Making professional, publication-ready visualizations:

In [None]:
# Generate sample data for demonstration
np.random.seed(42)
x = np.linspace(0, 10, 100)
y1 = np.sin(x) + 0.1 * np.random.randn(100)
y2 = np.cos(x) + 0.1 * np.random.randn(100)

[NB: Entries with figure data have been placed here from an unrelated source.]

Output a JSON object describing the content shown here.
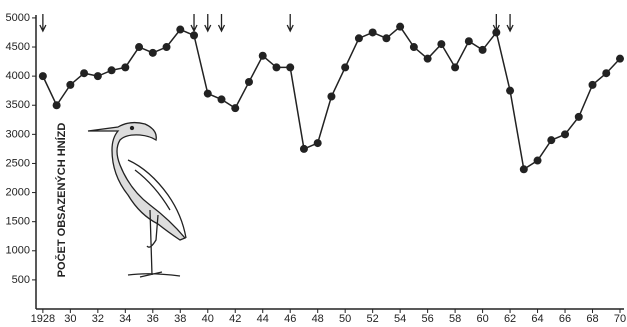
{
  "chart_data": {
    "type": "line",
    "y_label": "POČET OBSAZENÝCH HNÍZD",
    "x": [
      1928,
      1929,
      1930,
      1931,
      1932,
      1933,
      1934,
      1935,
      1936,
      1937,
      1938,
      1939,
      1940,
      1941,
      1942,
      1943,
      1944,
      1945,
      1946,
      1947,
      1948,
      1949,
      1950,
      1951,
      1952,
      1953,
      1954,
      1955,
      1956,
      1957,
      1958,
      1959,
      1960,
      1961,
      1962,
      1963,
      1964,
      1965,
      1966,
      1967,
      1968,
      1969,
      1970
    ],
    "series": [
      {
        "color": "#222222",
        "values": [
          4000,
          3500,
          3850,
          4050,
          4000,
          4100,
          4150,
          4500,
          4400,
          4500,
          4800,
          4700,
          3700,
          3600,
          3450,
          3900,
          4350,
          4150,
          4150,
          2750,
          2850,
          3650,
          4150,
          4650,
          4750,
          4650,
          4850,
          4500,
          4300,
          4550,
          4150,
          4600,
          4450,
          4750,
          3750,
          2400,
          2550,
          2900,
          3000,
          3300,
          3850,
          4050,
          4300
        ]
      }
    ],
    "arrow_years": [
      1928,
      1939,
      1940,
      1941,
      1946,
      1961,
      1962
    ],
    "xlim": [
      1927.5,
      1970
    ],
    "ylim": [
      0,
      5050
    ],
    "xticks": [
      1928,
      {
        "value": 1930,
        "label": "30"
      },
      {
        "value": 1932,
        "label": "32"
      },
      {
        "value": 1934,
        "label": "34"
      },
      {
        "value": 1936,
        "label": "36"
      },
      {
        "value": 1938,
        "label": "38"
      },
      {
        "value": 1940,
        "label": "40"
      },
      {
        "value": 1942,
        "label": "42"
      },
      {
        "value": 1944,
        "label": "44"
      },
      {
        "value": 1946,
        "label": "46"
      },
      {
        "value": 1948,
        "label": "48"
      },
      {
        "value": 1950,
        "label": "50"
      },
      {
        "value": 1952,
        "label": "52"
      },
      {
        "value": 1954,
        "label": "54"
      },
      {
        "value": 1956,
        "label": "56"
      },
      {
        "value": 1958,
        "label": "58"
      },
      {
        "value": 1960,
        "label": "60"
      },
      {
        "value": 1962,
        "label": "62"
      },
      {
        "value": 1964,
        "label": "64"
      },
      {
        "value": 1966,
        "label": "66"
      },
      {
        "value": 1968,
        "label": "68"
      },
      {
        "value": 1970,
        "label": "70"
      }
    ],
    "yticks": [
      500,
      1000,
      1500,
      2000,
      2500,
      3000,
      3500,
      4000,
      4500,
      5000
    ]
  }
}
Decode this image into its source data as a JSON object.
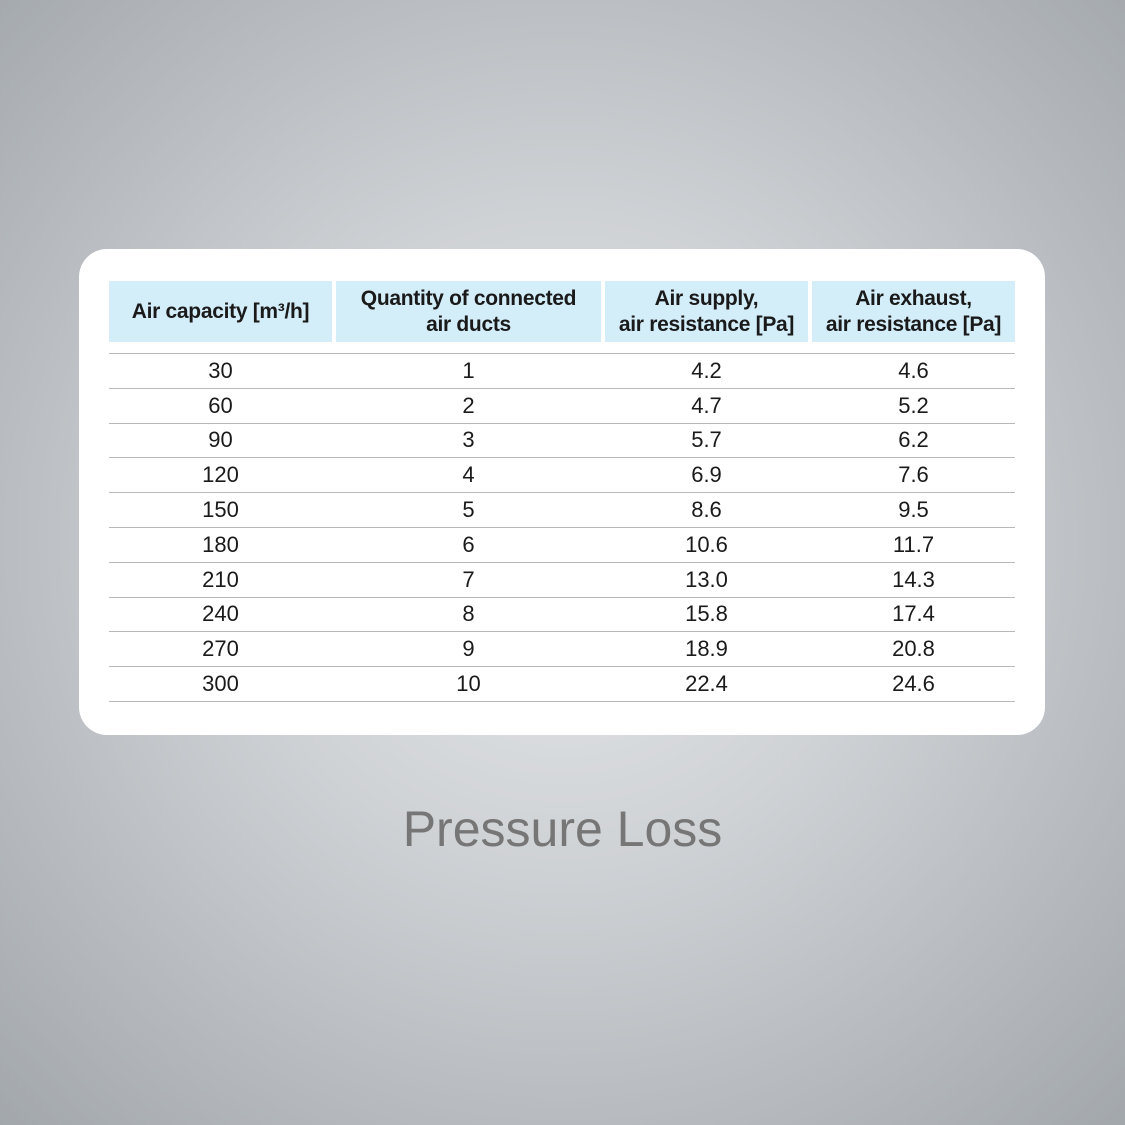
{
  "table": {
    "header": [
      [
        "Air capacity [m³/h]"
      ],
      [
        "Quantity of connected",
        "air ducts"
      ],
      [
        "Air supply,",
        "air resistance [Pa]"
      ],
      [
        "Air exhaust,",
        "air resistance [Pa]"
      ]
    ],
    "rows": [
      [
        "30",
        "1",
        "4.2",
        "4.6"
      ],
      [
        "60",
        "2",
        "4.7",
        "5.2"
      ],
      [
        "90",
        "3",
        "5.7",
        "6.2"
      ],
      [
        "120",
        "4",
        "6.9",
        "7.6"
      ],
      [
        "150",
        "5",
        "8.6",
        "9.5"
      ],
      [
        "180",
        "6",
        "10.6",
        "11.7"
      ],
      [
        "210",
        "7",
        "13.0",
        "14.3"
      ],
      [
        "240",
        "8",
        "15.8",
        "17.4"
      ],
      [
        "270",
        "9",
        "18.9",
        "20.8"
      ],
      [
        "300",
        "10",
        "22.4",
        "24.6"
      ]
    ]
  },
  "caption": "Pressure Loss"
}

# Create before/after comparison
fig, (ax1, ax2) = plt.subplots(1, 2, figsize=(16, 6))

# "Before" - Basic plot
ax1.plot(x, y1)
ax1.plot(x, y2)
ax1.set_title('Before: Basic Plot')

# "After" - Professional plot
ax2.plot(x, y1, linewidth=2, alpha=0.8, label='sin(x) + noise', color='#2E86AB')
ax2.plot(x, y2, linewidth=2, alpha=0.8, label='cos(x) + noise', color='#A23B72')

# Professional styling
ax2.set_title('After: Professional Plot', fontsize=14, fontweight='bold', pad=20)
ax2.set_xlabel('Time (seconds)', fontsize=12)
ax2.set_ylabel('Amplitude', fontsize=12)

# Customize legend
ax2.legend(frameon=True, fancybox=True, shadow=True, loc='upper right')

# Grid and styling
ax2.grid(True, alpha=0.3, linestyle='--')
ax2.spines['top'].set_visible(False)
ax2.spines['right'].set_visible(False)

# Set axis limits
ax2.set_xlim(0, 10)
ax2.set_ylim(-1.5, 1.5)

plt.tight_layout()
plt.show()

# Demonstrate color palettes and themes
fig, axes = plt.subplots(2, 2, figsize=(15, 10))
fig.suptitle('Color Palettes and Themes', fontsize=16)

# Generate sample data
categories = ['A', 'B', 'C', 'D', 'E']
values = [23, 45, 56, 78, 32]

# Default colors
axes[0, 0].bar(categories, values)
axes[0, 0].set_title('Default Colors')

# Custom color palette
custom_colors = ['#FF6B6B', '#4ECDC4', '#45B7D1', '#96CEB4', '#FFEAA7']
axes[0, 1].bar(categories, values, color=custom_colors)
axes[0, 1].set_title('Custom Color Palette')

# Gradient colors
gradient_colors = plt.cm.viridis(np.linspace(0, 1, len(categories)))
axes[1, 0].bar(categories, values, color=gradient_colors)
axes[1, 0].set_title('Viridis Gradient')

# Monochrome with highlights
mono_colors = ['#CCCCCC'] * len(categories)
mono_colors[2] = '#FF6B6B'  # Highlight category C
axes[1, 1].bar(categories, values, color=mono_colors)
axes[1, 1].set_title('Monochrome with Highlight')

plt.tight_layout()
plt.show()

## Key Principles for Effective Data Visualization

### 1. **Choose the Right Plot Type**
- **Line plots**: Time series, continuous relationships
- **Bar charts**: Categorical comparisons
- **Scatter plots**: Correlation between variables
- **Histograms**: Data distribution
- **Box plots**: Distribution statistics and outliers

### 2. **Design Principles**
- **Clarity over complexity**: Simple is often better
- **Appropriate color use**: Consider colorblind-friendly palettes
- **Consistent styling**: Use the same style throughout
- **Meaningful labels**: Clear titles, axis labels, and legends

### 3. **Technical Best Practices**
```python
# Good practices demonstrated:
plt.figure(figsize=(10, 6))  # Appropriate size
plt.plot(x, y, linewidth=2, alpha=0.8)  # Readable lines
plt.grid(True, alpha=0.3)  # Subtle grid
plt.legend(frameon=True)  # Clear legend
plt.tight_layout()  # Proper spacing
```

### 4. **Common Mistakes to Avoid**
- 3D effects when 2D is sufficient
- Too many colors or patterns
- Missing or unclear labels
- Misleading scales or proportions
- Cluttered layouts

### 5. **Advanced Tips**
- Use subplots for comparative analysis
- Implement interactive features with libraries like Plotly
- Export high-quality figures for publications
- Consider your audience and their expertise level

This comprehensive introduction provides the foundation for creating effective data visualizations in your machine learning and data science projects!